Carter opened the 1,600-square-foot restaurant in early 2015, with his mom, Terry, and her business partner, Scott Marvin, backing his vision. Thus far, it's paid off as the shopping plaza cafe-a spinoff of Carter's three-year-old food truck with the same name-has been packing in diners hungry for complex salads (like charred peach and chevre with strawberries, candied pecans, crispy bacon and a honey goat-cheese dressing) and grass-fed burgers (including the Pork Jowl and Avocado with crispy jowl, fried onions and guajillo barbecue sauce).

"We wanted to start with a simple concept that people could relate to," says the Columbus Culinary Institute at Bradford School grad.
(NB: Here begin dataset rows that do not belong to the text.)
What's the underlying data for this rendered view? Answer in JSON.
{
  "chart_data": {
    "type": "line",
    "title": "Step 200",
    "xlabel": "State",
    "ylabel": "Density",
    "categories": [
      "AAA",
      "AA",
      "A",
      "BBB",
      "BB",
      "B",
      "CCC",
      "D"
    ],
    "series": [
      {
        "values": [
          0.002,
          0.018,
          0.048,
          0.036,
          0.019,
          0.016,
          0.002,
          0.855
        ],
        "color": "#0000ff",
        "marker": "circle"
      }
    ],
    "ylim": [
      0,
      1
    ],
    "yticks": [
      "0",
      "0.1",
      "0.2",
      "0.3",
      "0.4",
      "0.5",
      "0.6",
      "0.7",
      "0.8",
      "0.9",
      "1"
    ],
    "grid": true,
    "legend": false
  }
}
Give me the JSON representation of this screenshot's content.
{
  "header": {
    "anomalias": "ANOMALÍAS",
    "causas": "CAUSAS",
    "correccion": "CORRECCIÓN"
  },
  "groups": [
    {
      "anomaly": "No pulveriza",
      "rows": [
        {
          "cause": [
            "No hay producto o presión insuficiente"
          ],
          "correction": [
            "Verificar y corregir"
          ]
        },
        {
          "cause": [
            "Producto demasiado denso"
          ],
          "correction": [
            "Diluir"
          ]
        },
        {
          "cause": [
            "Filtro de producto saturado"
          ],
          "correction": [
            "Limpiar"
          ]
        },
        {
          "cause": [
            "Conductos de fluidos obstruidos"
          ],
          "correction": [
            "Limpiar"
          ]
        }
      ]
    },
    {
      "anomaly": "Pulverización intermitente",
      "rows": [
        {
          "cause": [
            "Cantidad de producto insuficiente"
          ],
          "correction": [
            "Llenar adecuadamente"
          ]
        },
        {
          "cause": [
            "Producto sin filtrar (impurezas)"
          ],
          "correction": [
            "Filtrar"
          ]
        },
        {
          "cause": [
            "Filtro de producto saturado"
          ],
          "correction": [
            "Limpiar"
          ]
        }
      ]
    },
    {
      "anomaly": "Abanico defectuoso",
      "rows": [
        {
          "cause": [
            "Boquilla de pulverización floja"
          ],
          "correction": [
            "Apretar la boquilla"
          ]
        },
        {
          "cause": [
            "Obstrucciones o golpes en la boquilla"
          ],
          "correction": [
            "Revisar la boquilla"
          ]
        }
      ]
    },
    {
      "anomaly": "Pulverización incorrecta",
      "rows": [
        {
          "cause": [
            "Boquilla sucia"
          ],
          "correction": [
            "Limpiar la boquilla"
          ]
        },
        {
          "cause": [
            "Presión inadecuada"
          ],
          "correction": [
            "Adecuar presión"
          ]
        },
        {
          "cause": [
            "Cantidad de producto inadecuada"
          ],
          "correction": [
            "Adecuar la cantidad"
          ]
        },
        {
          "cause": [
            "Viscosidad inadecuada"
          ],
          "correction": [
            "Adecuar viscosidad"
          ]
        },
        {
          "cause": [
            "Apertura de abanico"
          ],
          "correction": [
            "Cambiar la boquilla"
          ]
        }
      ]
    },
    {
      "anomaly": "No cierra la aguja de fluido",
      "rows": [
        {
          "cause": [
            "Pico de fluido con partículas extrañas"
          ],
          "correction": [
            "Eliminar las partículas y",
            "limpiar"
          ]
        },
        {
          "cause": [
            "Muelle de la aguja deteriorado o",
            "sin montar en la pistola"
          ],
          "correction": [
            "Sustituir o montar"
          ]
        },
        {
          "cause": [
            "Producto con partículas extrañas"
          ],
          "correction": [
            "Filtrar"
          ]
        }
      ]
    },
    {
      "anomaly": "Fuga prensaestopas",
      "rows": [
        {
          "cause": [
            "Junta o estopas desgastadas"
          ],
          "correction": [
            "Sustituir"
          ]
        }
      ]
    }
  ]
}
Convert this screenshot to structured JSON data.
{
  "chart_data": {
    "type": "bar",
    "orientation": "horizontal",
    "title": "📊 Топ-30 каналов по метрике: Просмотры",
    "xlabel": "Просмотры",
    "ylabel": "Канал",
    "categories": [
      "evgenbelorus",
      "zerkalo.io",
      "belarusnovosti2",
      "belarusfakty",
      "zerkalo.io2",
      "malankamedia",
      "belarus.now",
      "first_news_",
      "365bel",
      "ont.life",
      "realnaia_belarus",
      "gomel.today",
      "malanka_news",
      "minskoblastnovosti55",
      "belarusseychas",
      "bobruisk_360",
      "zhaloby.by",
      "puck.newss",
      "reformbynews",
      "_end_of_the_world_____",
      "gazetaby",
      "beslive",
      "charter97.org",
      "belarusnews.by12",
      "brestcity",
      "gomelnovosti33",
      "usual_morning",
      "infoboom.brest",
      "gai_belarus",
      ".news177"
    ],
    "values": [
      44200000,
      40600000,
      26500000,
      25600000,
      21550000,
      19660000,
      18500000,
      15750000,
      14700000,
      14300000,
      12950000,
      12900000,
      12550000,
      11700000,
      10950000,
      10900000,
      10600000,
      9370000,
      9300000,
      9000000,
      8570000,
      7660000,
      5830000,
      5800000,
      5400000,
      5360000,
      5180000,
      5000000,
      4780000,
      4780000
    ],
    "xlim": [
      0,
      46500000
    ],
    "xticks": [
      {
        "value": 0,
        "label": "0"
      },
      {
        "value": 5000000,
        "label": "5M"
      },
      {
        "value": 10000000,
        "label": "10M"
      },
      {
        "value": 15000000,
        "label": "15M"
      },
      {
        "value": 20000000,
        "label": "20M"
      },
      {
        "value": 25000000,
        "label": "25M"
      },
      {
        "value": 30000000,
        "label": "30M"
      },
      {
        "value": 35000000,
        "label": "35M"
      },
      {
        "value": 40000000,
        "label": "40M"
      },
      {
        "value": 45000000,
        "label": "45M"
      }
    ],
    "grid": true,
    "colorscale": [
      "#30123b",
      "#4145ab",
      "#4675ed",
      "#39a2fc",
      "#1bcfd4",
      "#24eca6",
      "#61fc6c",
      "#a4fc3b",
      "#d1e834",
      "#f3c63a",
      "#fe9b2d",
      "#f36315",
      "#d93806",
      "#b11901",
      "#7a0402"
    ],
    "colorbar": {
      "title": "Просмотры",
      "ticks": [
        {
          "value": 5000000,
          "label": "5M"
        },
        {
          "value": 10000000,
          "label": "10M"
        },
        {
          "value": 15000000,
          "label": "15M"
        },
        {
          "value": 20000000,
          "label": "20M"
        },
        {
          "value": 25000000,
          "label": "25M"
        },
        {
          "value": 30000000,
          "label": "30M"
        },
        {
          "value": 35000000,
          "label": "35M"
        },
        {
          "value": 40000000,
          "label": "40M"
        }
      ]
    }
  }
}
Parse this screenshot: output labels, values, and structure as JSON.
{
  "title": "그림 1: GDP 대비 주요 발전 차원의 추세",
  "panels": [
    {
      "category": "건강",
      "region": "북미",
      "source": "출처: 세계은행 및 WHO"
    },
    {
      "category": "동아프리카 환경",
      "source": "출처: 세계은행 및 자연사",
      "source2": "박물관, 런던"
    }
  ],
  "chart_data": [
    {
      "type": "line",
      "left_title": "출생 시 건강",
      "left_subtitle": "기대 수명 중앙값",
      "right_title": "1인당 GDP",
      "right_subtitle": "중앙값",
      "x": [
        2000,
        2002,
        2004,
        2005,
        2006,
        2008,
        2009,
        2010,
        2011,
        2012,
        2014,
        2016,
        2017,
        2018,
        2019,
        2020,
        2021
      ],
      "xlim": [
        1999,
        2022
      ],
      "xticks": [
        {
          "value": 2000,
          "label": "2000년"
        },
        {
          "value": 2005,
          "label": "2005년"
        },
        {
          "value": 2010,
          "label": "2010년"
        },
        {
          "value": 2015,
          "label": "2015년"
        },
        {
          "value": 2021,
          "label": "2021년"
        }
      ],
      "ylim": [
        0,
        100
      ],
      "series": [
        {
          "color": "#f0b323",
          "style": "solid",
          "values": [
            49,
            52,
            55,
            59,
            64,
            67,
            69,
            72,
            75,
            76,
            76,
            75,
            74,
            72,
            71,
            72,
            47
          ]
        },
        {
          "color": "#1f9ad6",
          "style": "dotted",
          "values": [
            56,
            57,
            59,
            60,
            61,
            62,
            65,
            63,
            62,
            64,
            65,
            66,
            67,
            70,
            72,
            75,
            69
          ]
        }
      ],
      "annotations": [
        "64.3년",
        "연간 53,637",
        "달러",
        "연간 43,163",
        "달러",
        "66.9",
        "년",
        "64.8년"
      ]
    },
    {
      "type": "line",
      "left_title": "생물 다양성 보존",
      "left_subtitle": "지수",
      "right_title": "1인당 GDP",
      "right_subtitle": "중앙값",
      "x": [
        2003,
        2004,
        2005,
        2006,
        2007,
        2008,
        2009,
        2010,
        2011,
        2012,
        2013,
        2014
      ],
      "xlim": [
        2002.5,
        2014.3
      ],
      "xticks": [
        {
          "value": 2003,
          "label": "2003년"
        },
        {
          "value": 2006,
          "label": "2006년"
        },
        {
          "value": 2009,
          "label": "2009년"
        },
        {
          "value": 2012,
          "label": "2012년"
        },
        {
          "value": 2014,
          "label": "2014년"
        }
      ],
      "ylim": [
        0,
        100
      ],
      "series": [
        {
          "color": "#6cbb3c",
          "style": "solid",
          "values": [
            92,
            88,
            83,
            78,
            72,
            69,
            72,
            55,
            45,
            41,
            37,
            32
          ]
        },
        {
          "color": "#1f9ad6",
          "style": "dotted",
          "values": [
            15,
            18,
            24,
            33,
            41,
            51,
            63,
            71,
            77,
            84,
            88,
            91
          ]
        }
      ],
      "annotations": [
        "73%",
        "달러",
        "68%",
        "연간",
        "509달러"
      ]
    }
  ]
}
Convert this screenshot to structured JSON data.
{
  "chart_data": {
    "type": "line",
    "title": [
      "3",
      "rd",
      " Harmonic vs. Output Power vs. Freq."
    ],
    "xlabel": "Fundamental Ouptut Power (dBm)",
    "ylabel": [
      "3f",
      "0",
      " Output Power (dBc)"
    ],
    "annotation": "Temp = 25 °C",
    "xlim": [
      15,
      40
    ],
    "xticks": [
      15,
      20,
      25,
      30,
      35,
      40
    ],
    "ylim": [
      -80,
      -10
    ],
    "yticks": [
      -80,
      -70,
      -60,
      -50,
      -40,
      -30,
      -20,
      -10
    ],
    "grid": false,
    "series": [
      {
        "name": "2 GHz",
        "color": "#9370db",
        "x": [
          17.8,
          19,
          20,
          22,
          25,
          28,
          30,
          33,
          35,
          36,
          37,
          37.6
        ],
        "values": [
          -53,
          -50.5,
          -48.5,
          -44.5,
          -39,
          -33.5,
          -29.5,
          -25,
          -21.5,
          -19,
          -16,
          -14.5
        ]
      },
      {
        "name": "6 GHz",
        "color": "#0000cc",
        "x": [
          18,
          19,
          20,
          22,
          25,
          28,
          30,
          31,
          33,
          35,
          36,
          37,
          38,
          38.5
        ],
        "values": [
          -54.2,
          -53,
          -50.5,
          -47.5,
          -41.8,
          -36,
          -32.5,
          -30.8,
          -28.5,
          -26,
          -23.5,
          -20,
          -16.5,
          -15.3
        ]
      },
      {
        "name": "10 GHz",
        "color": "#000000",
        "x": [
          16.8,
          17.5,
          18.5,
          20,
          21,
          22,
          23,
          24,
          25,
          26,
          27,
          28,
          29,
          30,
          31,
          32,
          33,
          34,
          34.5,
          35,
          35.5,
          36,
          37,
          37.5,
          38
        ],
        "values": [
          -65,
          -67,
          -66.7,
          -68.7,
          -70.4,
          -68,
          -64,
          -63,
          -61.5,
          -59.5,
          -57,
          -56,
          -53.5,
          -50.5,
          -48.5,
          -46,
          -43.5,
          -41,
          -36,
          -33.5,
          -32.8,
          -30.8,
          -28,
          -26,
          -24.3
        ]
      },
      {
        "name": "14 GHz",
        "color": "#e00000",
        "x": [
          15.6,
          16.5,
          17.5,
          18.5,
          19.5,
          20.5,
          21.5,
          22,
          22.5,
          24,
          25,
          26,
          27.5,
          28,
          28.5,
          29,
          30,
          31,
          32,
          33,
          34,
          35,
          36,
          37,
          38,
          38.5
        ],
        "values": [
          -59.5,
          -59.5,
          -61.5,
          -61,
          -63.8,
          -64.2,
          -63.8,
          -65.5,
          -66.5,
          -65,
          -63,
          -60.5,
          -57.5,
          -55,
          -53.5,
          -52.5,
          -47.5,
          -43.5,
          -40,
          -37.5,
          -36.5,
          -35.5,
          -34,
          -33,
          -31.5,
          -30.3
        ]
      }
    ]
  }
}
He's managing a scratch kitchen, crafting even basic ingredients like mayonnaise, ketchup, and barbecue sauce. "It's kind of a craft burger and salad joint during lunch time. The cool thing about this place is the menu is always going to change depending on what we can get our hands on."

Ingredients are sourced as locally as possible from respected farms, including Bluescreek Farm Meats, Snowville Creamery and Hirsch Fruit Farm.

Immediate growth can be seen in the addition of dinner service in September. The opening menu, which will rotate regularly, included dishes like lobster ravioli with Sriracha butter, crispy soft-shelled crab with corn and tomato and seared scallops with bruleed bananas-a big hit, Carter says.

"In a dim restaurant like this at night, you put that dish in front of somebody and there's deception to it-you don't know what's the banana and what's the scallop," he says. "When I ate the bruleed banana with the scallop, the natural sweetness of the banana brings out the sweetness of the scallop."

Carter doesn't want to be known as a chef-activist, even though he speaks like one. He's just happy customers seem to be responding to his message. He says: "Food is special to me, food is life, food is love. I just want to present something natural and holistic on a plate."